22 hours ago, ryn2 said:

...she might find therapy helpful...

She actually has a great therapist and it helps her to manage things how she wants to. Good suggestion though.

 

21 hours ago, InquisitivePhilosopher said:

Here's a website specifically for asexual abuse survivors; it might be helpful for both of you, if you're interested.

(TW because the website discusses abuse)

https://asexualsurvivors.org/

 

Have you tried reading articles for partners of abuse survivors? Even though they're not specifically about ace abuse survivors, they're helpful and can apply to people of all sexual orientations, as all abuse survivors can struggle with PTSD and similar feelings.
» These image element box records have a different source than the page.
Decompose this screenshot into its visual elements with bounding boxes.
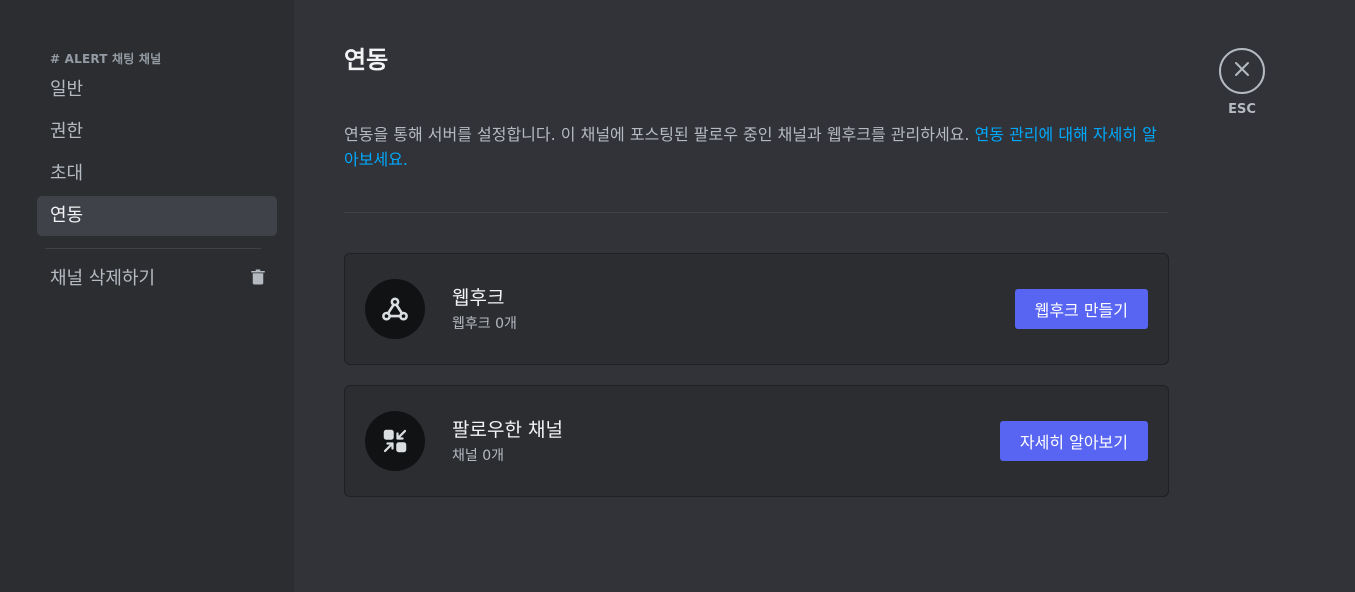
sidebar-item-permissions[interactable]: 권한	[37, 112, 277, 152]
description-text: 연동을 통해 서버를 설정합니다. 이 채널에 포스팅된 팔로우 중인 채널과 …	[344, 125, 970, 144]
followed-channels-card: 팔로우한 채널 채널 0개 자세히 알아보기	[344, 385, 1169, 497]
sidebar: # ALERT 채팅 채널 일반 권한 초대 연동 채널 삭제하기	[0, 0, 294, 592]
trash-icon	[249, 268, 267, 286]
delete-channel-button[interactable]: 채널 삭제하기	[37, 257, 277, 297]
followed-channels-title: 팔로우한 채널	[452, 419, 563, 441]
webhooks-count: 웹후크 0개	[452, 316, 517, 332]
main-content: 연동 연동을 통해 서버를 설정합니다. 이 채널에 포스팅된 팔로우 중인 채…	[294, 0, 1355, 592]
create-webhook-button[interactable]: 웹후크 만들기	[1014, 289, 1148, 329]
followed-channels-card-text: 팔로우한 채널 채널 0개	[452, 417, 1000, 465]
integrations-description: 연동을 통해 서버를 설정합니다. 이 채널에 포스팅된 팔로우 중인 채널과 …	[344, 122, 1170, 172]
sidebar-channel-header: # ALERT 채팅 채널	[50, 52, 162, 66]
sidebar-divider	[45, 248, 261, 249]
settings-layout: # ALERT 채팅 채널 일반 권한 초대 연동 채널 삭제하기 연동 연동을…	[0, 0, 1355, 592]
delete-channel-label: 채널 삭제하기	[50, 268, 156, 289]
followed-channels-icon	[365, 411, 425, 471]
close-button[interactable]	[1219, 48, 1265, 94]
integration-cards: 웹후크 웹후크 0개 웹후크 만들기 팔로우한 채널 채널 0개 자세히 알아보…	[344, 253, 1355, 497]
sidebar-item-invites[interactable]: 초대	[37, 154, 277, 194]
esc-label: ESC	[1228, 102, 1256, 117]
sidebar-item-integrations[interactable]: 연동	[37, 196, 277, 236]
sidebar-item-general[interactable]: 일반	[37, 70, 277, 110]
esc-close: ESC	[1219, 48, 1265, 117]
webhooks-card-text: 웹후크 웹후크 0개	[452, 285, 1015, 333]
learn-more-button[interactable]: 자세히 알아보기	[999, 421, 1148, 461]
webhooks-title: 웹후크	[452, 287, 505, 309]
section-divider	[344, 212, 1168, 213]
webhooks-card: 웹후크 웹후크 0개 웹후크 만들기	[344, 253, 1169, 365]
followed-channels-count: 채널 0개	[452, 448, 504, 464]
page-title: 연동	[344, 46, 389, 74]
close-icon	[1234, 61, 1250, 81]
webhook-icon	[365, 279, 425, 339]
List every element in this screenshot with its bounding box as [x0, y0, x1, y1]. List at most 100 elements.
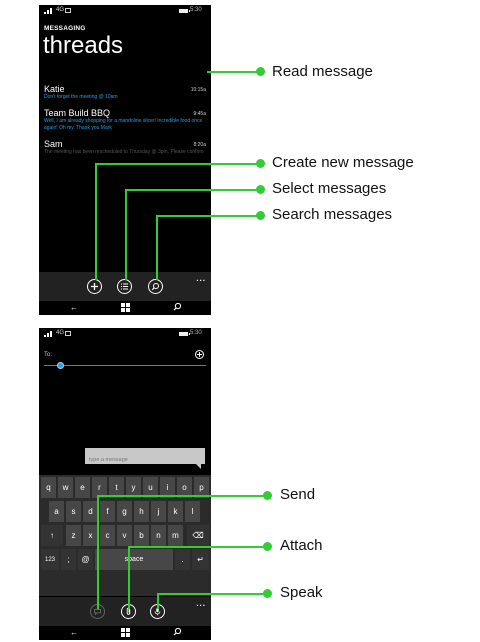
key-w[interactable]: w [58, 477, 73, 498]
key-b[interactable]: b [134, 525, 149, 546]
callout-line-attach-vertical [128, 546, 130, 609]
callout-line-read [207, 71, 259, 73]
navigation-bar: ← [39, 626, 211, 640]
callout-attach: Attach [280, 537, 323, 554]
callout-send: Send [280, 486, 316, 503]
key-f[interactable]: f [100, 501, 115, 522]
thread-name: Katie [44, 84, 65, 94]
thread-item-sam[interactable]: Sam 8:20a The meeting has been reschedul… [44, 139, 206, 156]
thread-time: 9:45a [193, 111, 206, 117]
callout-line-create [95, 163, 259, 165]
page-title: threads [43, 32, 124, 59]
status-time: 5:30 [190, 330, 202, 336]
search-messages-button[interactable] [148, 279, 163, 294]
thread-item-team-build-bbq[interactable]: Team Build BBQ 9:45a Well, I am already … [44, 108, 206, 131]
callout-line-search-vertical [156, 215, 158, 280]
battery-icon [179, 332, 190, 336]
callout-dot-attach [263, 542, 272, 551]
message-notification-icon [65, 8, 71, 13]
key-x[interactable]: x [83, 525, 98, 546]
message-compose-box[interactable] [85, 448, 205, 469]
shift-key[interactable]: ↑ [41, 525, 63, 546]
callout-line-select [125, 189, 259, 191]
key-g[interactable]: g [117, 501, 132, 522]
key-d[interactable]: d [83, 501, 98, 522]
enter-key[interactable]: ↵ [192, 549, 209, 570]
navigation-bar: ← [39, 301, 211, 315]
key-k[interactable]: k [168, 501, 183, 522]
thread-snippet: The meeting has been rescheduled to Thur… [44, 149, 204, 155]
callout-line-speak [157, 593, 266, 595]
key-q[interactable]: q [41, 477, 56, 498]
semicolon-key[interactable]: ; [61, 549, 76, 570]
windows-start-button[interactable] [121, 303, 130, 312]
callout-dot-select [256, 185, 265, 194]
callout-dot-send [263, 491, 272, 500]
key-h[interactable]: h [134, 501, 149, 522]
thread-time: 10:15a [190, 87, 206, 93]
network-type: 4G [56, 7, 65, 13]
key-m[interactable]: m [168, 525, 183, 546]
new-message-button[interactable] [87, 279, 102, 294]
recipient-field[interactable] [44, 365, 206, 366]
plus-icon [91, 283, 98, 290]
key-l[interactable]: l [185, 501, 200, 522]
list-icon [121, 283, 128, 290]
message-input[interactable] [85, 452, 205, 468]
callout-read-message: Read message [272, 63, 373, 80]
key-c[interactable]: c [100, 525, 115, 546]
thread-name: Sam [44, 139, 63, 149]
callout-line-create-vertical [95, 163, 97, 280]
callout-line-speak-vertical [157, 593, 159, 609]
more-options-button[interactable]: ... [196, 599, 206, 608]
select-messages-button[interactable] [117, 279, 132, 294]
key-s[interactable]: s [66, 501, 81, 522]
period-key[interactable]: . [175, 549, 190, 570]
windows-start-button[interactable] [121, 628, 130, 637]
callout-dot-create [256, 159, 265, 168]
app-bar: ... [39, 597, 211, 626]
signal-icon [44, 331, 54, 337]
key-v[interactable]: v [117, 525, 132, 546]
callout-line-attach [128, 546, 266, 548]
status-bar: 4G 5:30 [39, 5, 211, 17]
thread-time: 8:20a [193, 142, 206, 148]
thread-name: Team Build BBQ [44, 108, 111, 118]
key-n[interactable]: n [151, 525, 166, 546]
thread-item-katie[interactable]: Katie 10:15a Don't forget the meeting @ … [44, 84, 206, 101]
status-bar: 4G 5:30 [39, 328, 211, 340]
callout-dot-read [256, 67, 265, 76]
callout-create-new-message: Create new message [272, 154, 414, 171]
search-button[interactable] [172, 627, 182, 637]
backspace-key[interactable]: ⌫ [187, 525, 209, 546]
callout-line-select-vertical [125, 189, 127, 280]
battery-icon [179, 9, 190, 13]
thread-snippet: Well, I am already shopping for a mandol… [44, 118, 203, 131]
space-key[interactable]: space [95, 549, 173, 570]
text-cursor-handle[interactable] [57, 362, 64, 369]
key-a[interactable]: a [49, 501, 64, 522]
key-j[interactable]: j [151, 501, 166, 522]
app-label: MESSAGING [44, 25, 86, 32]
to-label: To: [44, 352, 53, 358]
numbers-key[interactable]: 123 [41, 549, 59, 570]
callout-select-messages: Select messages [272, 180, 387, 197]
key-e[interactable]: e [75, 477, 90, 498]
signal-icon [44, 8, 54, 14]
network-type: 4G [56, 330, 65, 336]
emoji-key[interactable]: @ [78, 549, 93, 570]
back-button[interactable]: ← [70, 628, 78, 637]
callout-dot-speak [263, 589, 272, 598]
key-z[interactable]: z [66, 525, 81, 546]
thread-snippet: Don't forget the meeting @ 10am [44, 94, 118, 100]
on-screen-keyboard: q w e r t y u i o p a s d f g h j k l ↑ … [39, 475, 211, 596]
callout-line-send-vertical [97, 495, 99, 609]
add-recipient-icon[interactable] [195, 350, 204, 359]
back-button[interactable]: ← [70, 303, 78, 312]
callout-dot-search [256, 211, 265, 220]
more-options-button[interactable]: ... [196, 274, 206, 283]
search-button[interactable] [172, 302, 182, 312]
status-time: 5:30 [190, 7, 202, 13]
search-icon [151, 283, 159, 291]
callout-line-send [97, 495, 266, 497]
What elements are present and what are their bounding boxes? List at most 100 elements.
Here are just a couple of sites, as an example, but there are a lot more that are listed in internet searches, too many to list.

 

(TW because these articles discuss abuse)

https://aplus.com/a/how-to-be-a-good-partner-to-a-sexual-assault-survivor?no_monetization=true

 

https://www.supportforpartners.org/faq

 

 

Oops, I realized my wording made it sound like I was reading articles about how she should be a good partner! Yes, that's actually the first article I read about how I can be a good partner, and I've read quite a few and they've helped a little. That asexualsurvivors.org site is just what I'm looking for! Thank you - that's a great resource.

 

21 hours ago, Serran said:

Ask her if she would rather be in charge of initiating physical interaction. Some prefer it some don't.

My heart tells me that's the right approach. Thanks! I'll do just that.